Le spectacle de Heiner Goebbels possède un avantage certain : celui de faire sortir des textes jugés difficiles des cénacles où ils sont habituellement confinés (articles abscons, cadre universitaire).
Le « concert scénique » est composé de trois tableaux, relativement indépendants. Chaque tableau possède son propre décor. Le premier tableau « tourne » autour du très beau texte de Thomas Stearns Eliot, La Chanson d’amour de J. Alfred Prufrock qu’il est bon d’entendre déclamé sur scène. Le second tableau est constitué d’une traduction anglaise par Goebbels lui-même de La folie du jour ainsi que de l’Excursion à la montagne de Kafka. L’assemblage de ces deux auteurs semble évident pour les connaisseurs, mais est encore plus roborative l’assemblage des deux textes. Le troisième et dernier tableau provient de Cap au pire de Samuel Beckett, dans sa version anglaise également.
Il y aurait beaucoup à dire sur le spectacle, qui est riche en inventions et profus en silences, et cela mériterait de plus amples explorations. On peut néanmoins souligner quelques traits décisifs, qui amendent sérieusement les textes nus.
1. la musique et le chant, magnifiquement interprétés par le Hilliard Ensemble, lequel conditionne la langue anglaise par sa langue, son accent typiquement britannique, répond aisément et fidèlement au texte.
2. la qualité des décors (Klaus Grünberg, Florence van Gerkan, Willi Bopp) favorise l’invention des acteurs et permet surtout de perdre le texte, si perdre peut être une valeur, en tout cas une identité pour ces voix perdantes, pour ces mots perdus. Les inventions spatiales s’accordent parfaitement avec le fond des textes. On se rappellera que le titre est I went to the house but did not enter.

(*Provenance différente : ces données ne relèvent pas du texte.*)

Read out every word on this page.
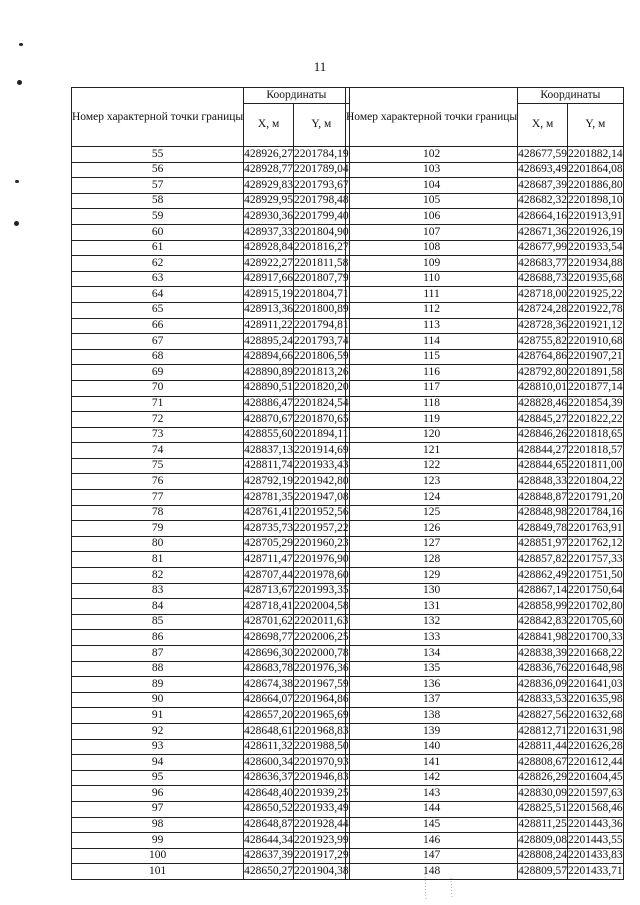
11
Номер характерной точки границы	Координаты	
	X, м	Y, м
55	428926,27	2201784,19
56	428928,77	2201789,04
57	428929,83	2201793,67
58	428929,95	2201798,48
59	428930,36	2201799,40
60	428937,33	2201804,90
61	428928,84	2201816,27
62	428922,27	2201811,58
63	428917,66	2201807,79
64	428915,19	2201804,71
65	428913,36	2201800,89
66	428911,22	2201794,81
67	428895,24	2201793,74
68	428894,66	2201806,59
69	428890,89	2201813,26
70	428890,51	2201820,20
71	428886,47	2201824,54
72	428870,67	2201870,65
73	428855,60	2201894,11
74	428837,13	2201914,69
75	428811,74	2201933,43
76	428792,19	2201942,80
77	428781,35	2201947,08
78	428761,41	2201952,56
79	428735,73	2201957,22
80	428705,29	2201960,23
81	428711,47	2201976,90
82	428707,44	2201978,60
83	428713,67	2201993,35
84	428718,41	2202004,58
85	428701,62	2202011,63
86	428698,77	2202006,25
87	428696,30	2202000,78
88	428683,78	2201976,36
89	428674,38	2201967,59
90	428664,07	2201964,86
91	428657,20	2201965,69
92	428648,61	2201968,83
93	428611,32	2201988,50
94	428600,34	2201970,93
95	428636,37	2201946,83
96	428648,40	2201939,25
97	428650,52	2201933,49
98	428648,87	2201928,44
99	428644,34	2201923,99
100	428637,39	2201917,29
101	428650,27	2201904,38
Номер характерной точки границы	Координаты	
	X, м	Y, м
102	428677,59	2201882,14
103	428693,49	2201864,08
104	428687,39	2201886,80
105	428682,32	2201898,10
106	428664,16	2201913,91
107	428671,36	2201926,19
108	428677,99	2201933,54
109	428683,77	2201934,88
110	428688,73	2201935,68
111	428718,00	2201925,22
112	428724,28	2201922,78
113	428728,36	2201921,12
114	428755,82	2201910,68
115	428764,86	2201907,21
116	428792,80	2201891,58
117	428810,01	2201877,14
118	428828,46	2201854,39
119	428845,27	2201822,22
120	428846,26	2201818,65
121	428844,27	2201818,57
122	428844,65	2201811,00
123	428848,33	2201804,22
124	428848,87	2201791,20
125	428848,98	2201784,16
126	428849,78	2201763,91
127	428851,97	2201762,12
128	428857,82	2201757,33
129	428862,49	2201751,50
130	428867,14	2201750,64
131	428858,99	2201702,80
132	428842,83	2201705,60
133	428841,98	2201700,33
134	428838,39	2201668,22
135	428836,76	2201648,98
136	428836,09	2201641,03
137	428833,53	2201635,98
138	428827,56	2201632,68
139	428812,71	2201631,98
140	428811,44	2201626,28
141	428808,67	2201612,44
142	428826,29	2201604,45
143	428830,09	2201597,63
144	428825,51	2201568,46
145	428811,25	2201443,36
146	428809,08	2201443,55
147	428808,24	2201433,83
148	428809,57	2201433,71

3. l’usage du texte. Il ne viendrait à l’idée de personne de récuser le choix du groupement de ces textes. Eliot, Blanchot, Kafka, Beckett. Dans la foulée, les quatre auteurs se succèdent, et là où on pouvait craindre une formalisation artificielle, à la manière dont les quatre voix des musiciens en forment une cinquième, les autres auteurs en forment un cinquième, un auteur secret, extérieur, noir.
4. les acteurs. Les acteurs ne sont pas des acteurs. Ce sont des musiciens, à qui l’on a demandé de chanter leur partition tout en interprétant les musiques de Goebbels sur des textes qu’ils ont dû apprendre par cœur.
Il y aurait d’autres choses à dire, là n’est pas le lieu, et nous n’avons guère le temps, mais nous pouvons reconnaître la qualité du travail de Heiner Goebbels, avec des textes difficiles, et nous encourageons toutes les personnes que l’écriture de Blanchot touche de se rendre, dès qu’ils le peuvent, à ce spectacle rare et exigeant.